Il paradosso è stridente: mentre il centro si riempie di rumori veri, di traffico e musica commerciale, una melodia acustica viene considerata un fastidio da zittire. Eppure non ci sono amplificatori. Non c’è folla. Solo una musicista che – seduta su uno sgabello – regala bellezza. A chi passa, a chi ascolta, a chi ancora vuole sentire.

La madre di Martina lo dice chiaramente, con tono acceso ma lucidissimo: «Viviamo in un Paese dove c’è mafia, ’ndrangheta, corruzione ovunque. Ma è una ragazza con un’arpa a essere trattata come una criminale. Le forze dell’ordine vengono chiamate per allontanarla. La prossima volta, magari, manderanno l’esercito».

È una repressione piccola ma simbolica, e per questo ancora più pericolosa. Non riguarda solo il destino di una musicista di strada, ma il concetto stesso di spazio pubblico. A chi appartiene? È ancora di tutti? È ancora lecito viverlo senza chiedere permesso per ogni gesto creativo?

Il dettaglio che fa sorridere – amaramente – è che a Martina non viene contestato il volume (l’arpa è uno degli strumenti più dolci che esistano), ma la semplice presenza. “Disturba”, punto. Una giustificazione vuota, arbitraria, fondata sul nulla, ma sufficiente per cacciare chi non ha “l’approvazione giusta”.

E allora ecco il paradosso: non disturba chi grida al telefono, chi fa rumore con i motorini, chi alza lo stereo a tutto volume.
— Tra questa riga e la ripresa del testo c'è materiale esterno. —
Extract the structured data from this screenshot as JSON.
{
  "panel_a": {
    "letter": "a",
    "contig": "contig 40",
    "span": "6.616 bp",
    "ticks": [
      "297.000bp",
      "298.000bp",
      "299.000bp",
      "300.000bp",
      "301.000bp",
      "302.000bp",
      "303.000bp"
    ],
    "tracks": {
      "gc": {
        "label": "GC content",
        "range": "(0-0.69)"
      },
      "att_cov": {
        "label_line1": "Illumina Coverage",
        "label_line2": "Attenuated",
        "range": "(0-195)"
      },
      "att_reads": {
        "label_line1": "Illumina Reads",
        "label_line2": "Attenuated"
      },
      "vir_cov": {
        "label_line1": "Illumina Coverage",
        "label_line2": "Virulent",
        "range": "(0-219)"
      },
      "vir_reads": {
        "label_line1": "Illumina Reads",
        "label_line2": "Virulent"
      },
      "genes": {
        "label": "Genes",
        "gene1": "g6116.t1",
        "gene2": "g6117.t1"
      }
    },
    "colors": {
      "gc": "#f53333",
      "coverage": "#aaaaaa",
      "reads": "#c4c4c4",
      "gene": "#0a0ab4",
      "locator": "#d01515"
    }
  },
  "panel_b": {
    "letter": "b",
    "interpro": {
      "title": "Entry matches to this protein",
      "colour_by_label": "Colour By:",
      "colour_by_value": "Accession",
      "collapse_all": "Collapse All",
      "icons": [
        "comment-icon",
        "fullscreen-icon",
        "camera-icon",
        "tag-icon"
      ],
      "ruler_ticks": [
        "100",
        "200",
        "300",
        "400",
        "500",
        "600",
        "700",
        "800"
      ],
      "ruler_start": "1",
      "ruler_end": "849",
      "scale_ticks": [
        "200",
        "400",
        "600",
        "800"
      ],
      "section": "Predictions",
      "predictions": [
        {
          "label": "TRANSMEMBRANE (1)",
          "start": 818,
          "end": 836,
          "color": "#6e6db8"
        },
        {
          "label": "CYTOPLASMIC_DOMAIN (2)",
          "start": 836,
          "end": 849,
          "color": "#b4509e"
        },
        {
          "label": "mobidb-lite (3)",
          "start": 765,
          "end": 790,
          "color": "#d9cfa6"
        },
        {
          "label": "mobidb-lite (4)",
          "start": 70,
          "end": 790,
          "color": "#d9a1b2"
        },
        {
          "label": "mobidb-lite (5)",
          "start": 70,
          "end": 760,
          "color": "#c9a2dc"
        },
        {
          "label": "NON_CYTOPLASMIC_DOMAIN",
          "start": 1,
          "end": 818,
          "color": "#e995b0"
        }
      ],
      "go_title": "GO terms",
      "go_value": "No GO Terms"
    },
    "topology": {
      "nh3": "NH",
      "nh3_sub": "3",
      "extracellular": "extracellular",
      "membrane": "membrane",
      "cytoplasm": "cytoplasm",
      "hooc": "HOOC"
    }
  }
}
Ma disturba una ragazza con l’arpa. Perché non è prevista. Perché è libera. Perché è diversa.

La risposta di Martina è stata elegante, ma ferma: silenzio. Nessuna nota. Solo presenza. Una protesta muta ma potente, che ha raccolto la solidarietà di tanti cittadini, anche loro stanchi di un clima in cui l’arte viene regolamentata come un parcheggio a pagamento.

La madre chiude il video con un appello che suona come una sveglia: «Amici di Cuorgnè, protestate anche voi. Perché questa cosa non è giusta». E ha ragione. Oggi è un’arpa. Domani sarà una voce, una parola, un’idea.